I think this is a particularly interesting question. The Republicans on Trump's side are largely there based on the issue of the wall itself. Those who went against mostly were arguing against the use of emergency powers against the will of congress. Another vote taken after the veto would necessarily be aimed more at the second question. It really isn't impossible that lawmakers who voted to allow emergency funding would flip over and vote against the president's ability to veto a bill reprimanding the president, now that the initial bill to end the emergency passed with a strong majority.

Asita:

Then of course there's the matter of Trump pretty much laying bare the fact that this was an arbitrary decision on his part in the hopes of speeding things along. And I quote: "I want to do it faster. I could do the wall over a longer period of time. I didn't need to do this, but I'd rather do it much faster". That's damning for this declaration under most reasonable definitions.

Whether it's arbitrary doesn't matter: whether it's legal does. If this does pass the courts, it means the USA has a gaping hole in its Constitutional checks and balances that the legislature needs to urgently fill, because the president can arbitrarily assume extraordinary powers with only small minority support from the legislature. Get yourself the backing of 34 Senators, you too can all but declare yourself dictator.

I find stuff like this interesting, because... well, this seems to me to be all part of a rich history of is how democracies stop being democracies. Steadily increasingly abuses of power and erosions of democratic norms, coupled with national polarisation.
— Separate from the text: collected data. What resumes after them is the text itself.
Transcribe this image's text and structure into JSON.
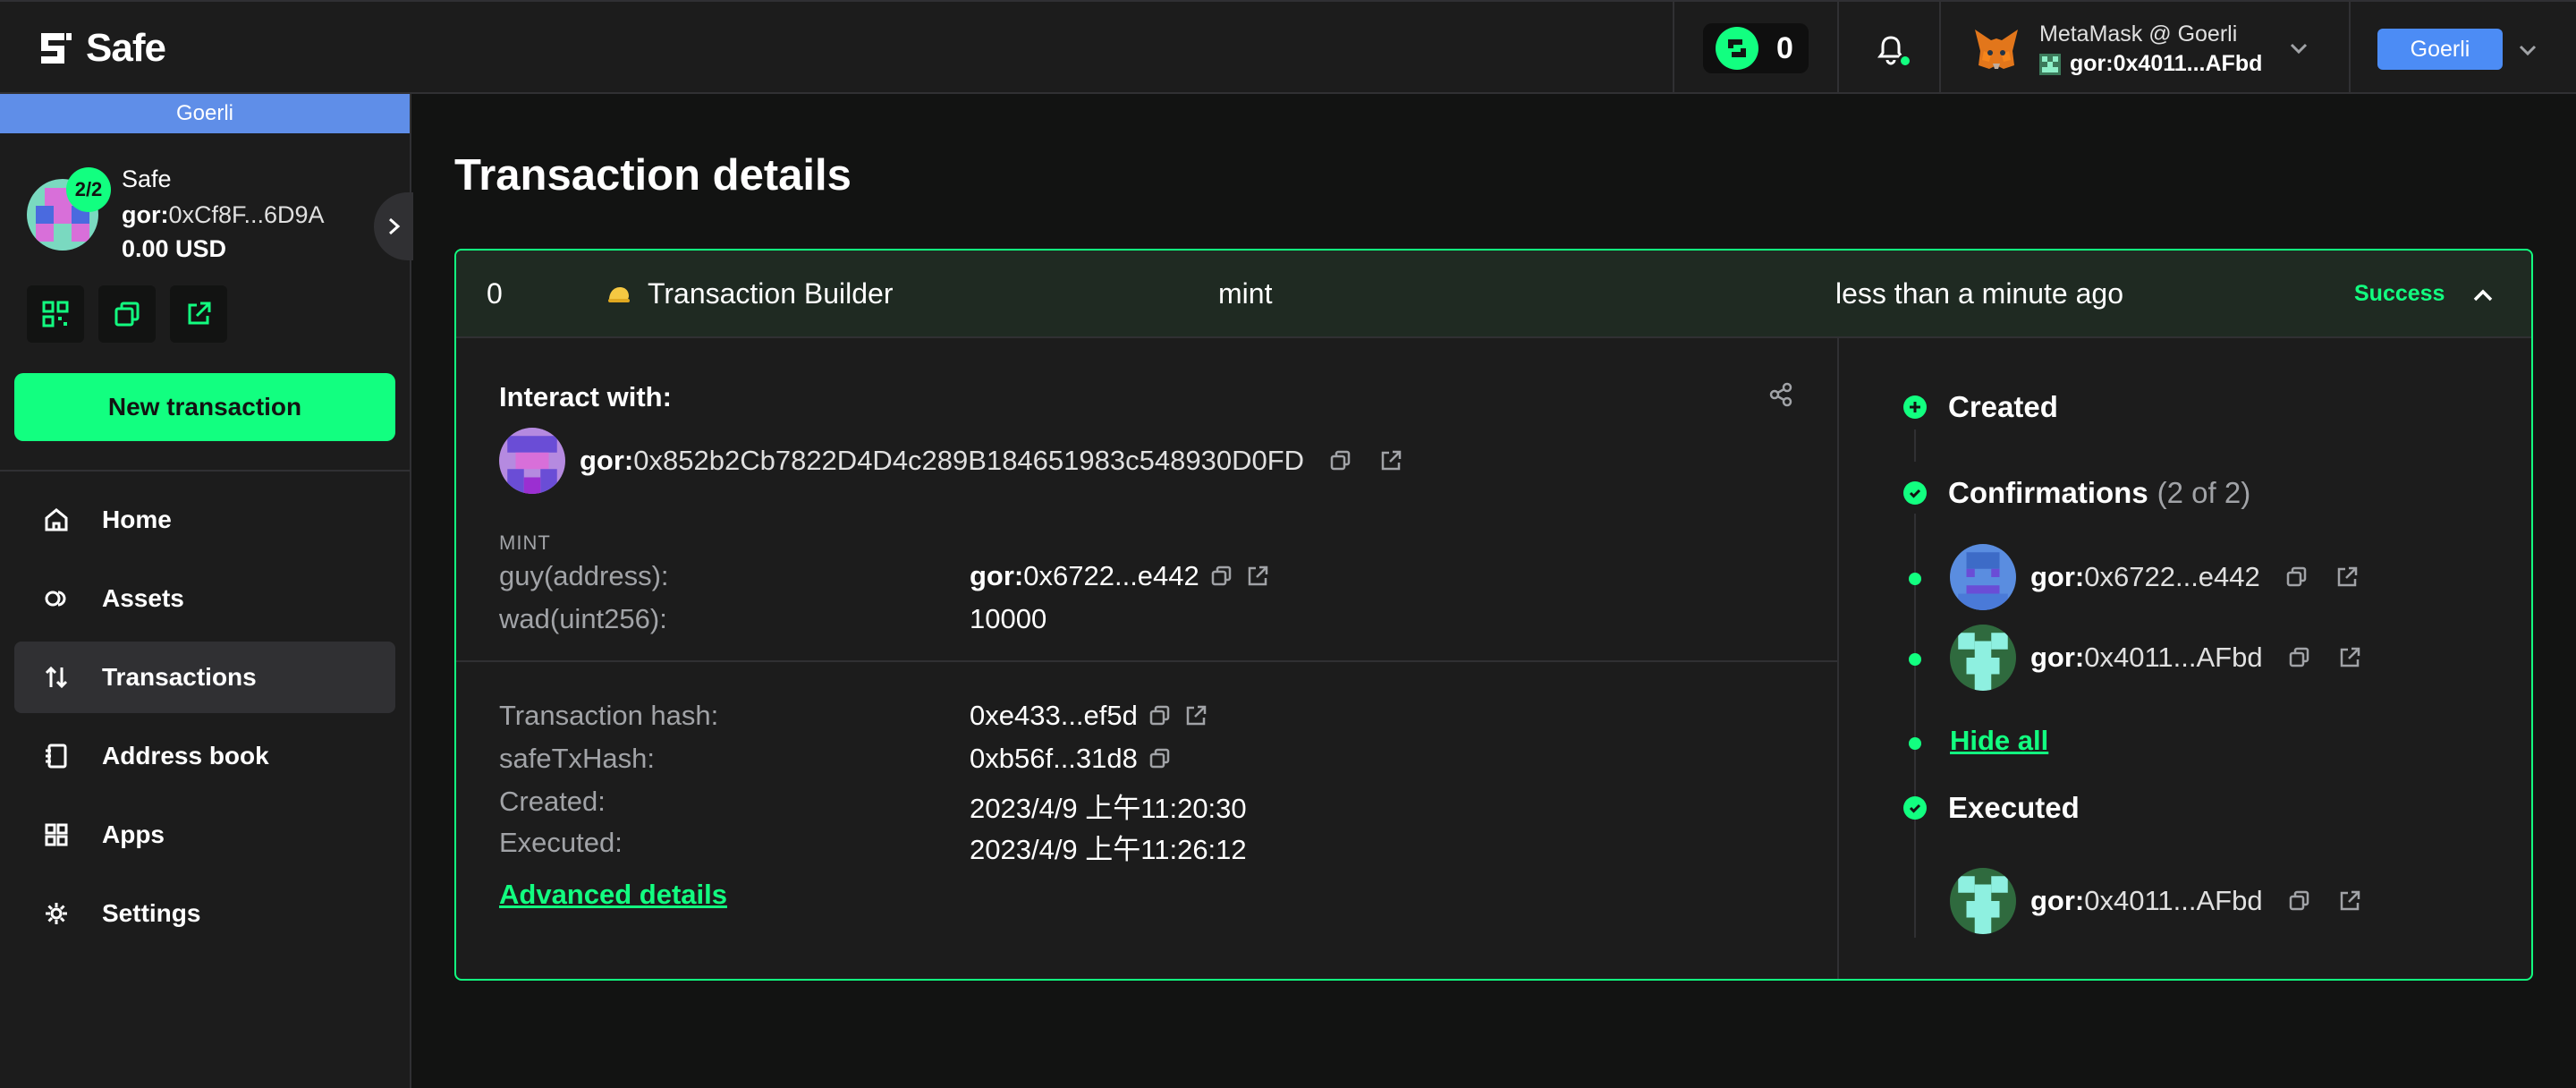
{
  "header": {
    "logo_text": "Safe",
    "token_count": "0",
    "wallet_name": "MetaMask @ Goerli",
    "wallet_prefix": "gor:",
    "wallet_addr": "0x4011...AFbd",
    "network_button": "Goerli"
  },
  "sidebar": {
    "network_banner": "Goerli",
    "threshold": "2/2",
    "safe_name": "Safe",
    "safe_prefix": "gor:",
    "safe_addr": "0xCf8F...6D9A",
    "balance": "0.00 USD",
    "new_transaction": "New transaction",
    "nav": [
      {
        "label": "Home",
        "icon": "home-icon"
      },
      {
        "label": "Assets",
        "icon": "assets-icon"
      },
      {
        "label": "Transactions",
        "icon": "transactions-icon"
      },
      {
        "label": "Address book",
        "icon": "address-book-icon"
      },
      {
        "label": "Apps",
        "icon": "apps-icon"
      },
      {
        "label": "Settings",
        "icon": "settings-icon"
      }
    ]
  },
  "main": {
    "title": "Transaction details",
    "summary": {
      "nonce": "0",
      "app": "Transaction Builder",
      "method": "mint",
      "time": "less than a minute ago",
      "status": "Success"
    },
    "details": {
      "interact_label": "Interact with:",
      "contract_prefix": "gor:",
      "contract_addr": "0x852b2Cb7822D4D4c289B184651983c548930D0FD",
      "method_label": "MINT",
      "params": [
        {
          "key": "guy(address):",
          "prefix": "gor:",
          "value": "0x6722...e442"
        },
        {
          "key": "wad(uint256):",
          "value": "10000"
        }
      ],
      "tx_hash_label": "Transaction hash:",
      "tx_hash": "0xe433...ef5d",
      "safe_tx_hash_label": "safeTxHash:",
      "safe_tx_hash": "0xb56f...31d8",
      "created_label": "Created:",
      "created": "2023/4/9 上午11:20:30",
      "executed_label": "Executed:",
      "executed": "2023/4/9 上午11:26:12",
      "advanced": "Advanced details"
    },
    "timeline": {
      "created": "Created",
      "confirmations": "Confirmations",
      "confirmations_count": "(2 of 2)",
      "signers": [
        {
          "prefix": "gor:",
          "addr": "0x6722...e442"
        },
        {
          "prefix": "gor:",
          "addr": "0x4011...AFbd"
        }
      ],
      "hide_all": "Hide all",
      "executed": "Executed",
      "executor": {
        "prefix": "gor:",
        "addr": "0x4011...AFbd"
      }
    }
  },
  "colors": {
    "accent": "#12ff80",
    "background": "#121312",
    "panel": "#1c1c1c",
    "network": "#4c8cf5"
  }
}
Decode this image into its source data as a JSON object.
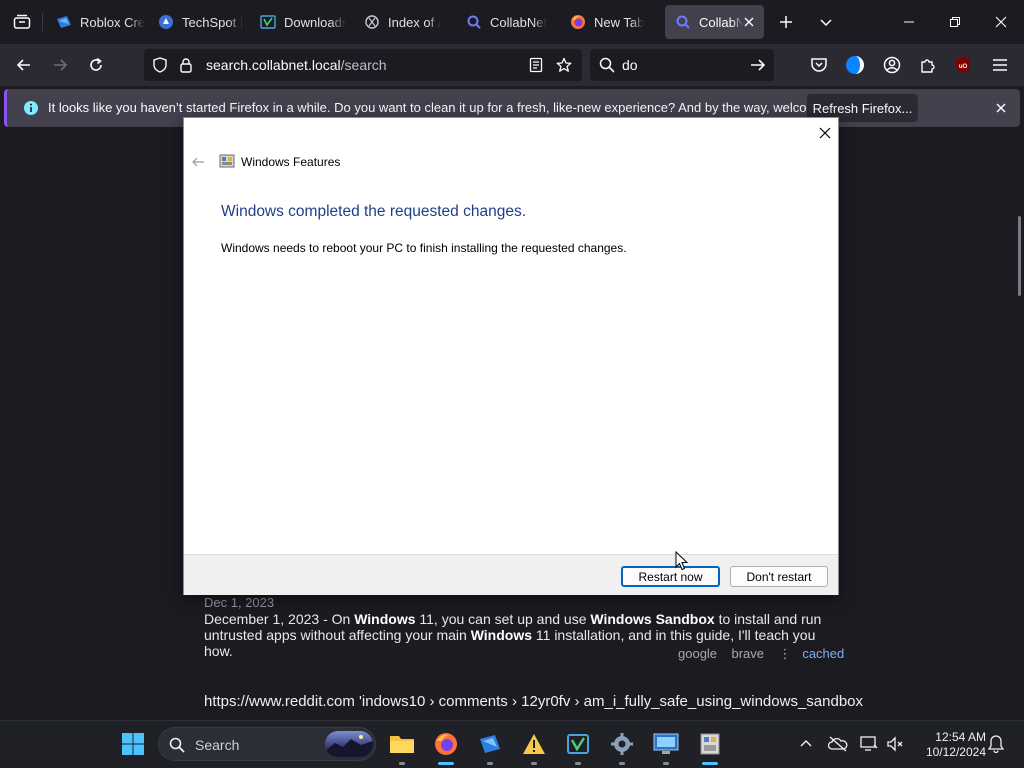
{
  "browser": {
    "tabs": [
      {
        "label": "Roblox Cre",
        "icon": "roblox-icon"
      },
      {
        "label": "TechSpot |",
        "icon": "techspot-icon"
      },
      {
        "label": "Downloads",
        "icon": "download-icon"
      },
      {
        "label": "Index of /",
        "icon": "folder-icon"
      },
      {
        "label": "CollabNet",
        "icon": "collabnet-search-icon"
      },
      {
        "label": "New Tab",
        "icon": "firefox-icon"
      },
      {
        "label": "CollabN",
        "icon": "collabnet-search-icon",
        "active": true
      }
    ],
    "url_host": "search.collabnet.local",
    "url_path": "/search",
    "search_text": "do",
    "notification": {
      "text": "It looks like you haven’t started Firefox in a while. Do you want to clean it up for a fresh, like-new experience? And by the way, welcome back!",
      "button": "Refresh Firefox..."
    }
  },
  "page": {
    "result_date": "Dec 1, 2023",
    "result_snippet_parts": [
      {
        "t": "December 1, 2023 - On ",
        "b": false
      },
      {
        "t": "Windows",
        "b": true
      },
      {
        "t": " 11, you can set up and use ",
        "b": false
      },
      {
        "t": "Windows Sandbox",
        "b": true
      },
      {
        "t": " to install and run untrusted apps without affecting your main ",
        "b": false
      },
      {
        "t": "Windows",
        "b": true
      },
      {
        "t": " 11 installation, and in this guide, I'll teach you how.",
        "b": false
      }
    ],
    "meta_google": "google",
    "meta_brave": "brave",
    "meta_sep": "⋮",
    "meta_cached": "cached",
    "next_url": "https://www.reddit.com  'indows10 › comments › 12yr0fv › am_i_fully_safe_using_windows_sandbox"
  },
  "dialog": {
    "app_title": "Windows Features",
    "heading": "Windows completed the requested changes.",
    "body": "Windows needs to reboot your PC to finish installing the requested changes.",
    "restart_now": "Restart now",
    "dont_restart": "Don't restart"
  },
  "taskbar": {
    "search_placeholder": "Search",
    "time": "12:54 AM",
    "date": "10/12/2024"
  },
  "colors": {
    "accent": "#0067c0",
    "heading_blue": "#1e3f8a",
    "firefox_purple": "#8a54f0",
    "win_blue": "#4cc2ff"
  }
}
The polarisation matters because the public and their representatives who rely on their votes take beating their opponents over stability, and overlook abuse when it serves their ends: the rest is tit-for-tat and arms race.

Agema:
If this does pass the courts, it means the USA has a gaping hole in its Constitutional checks and balances that the legislature needs to urgently fill

It won't, of course, if it needs to.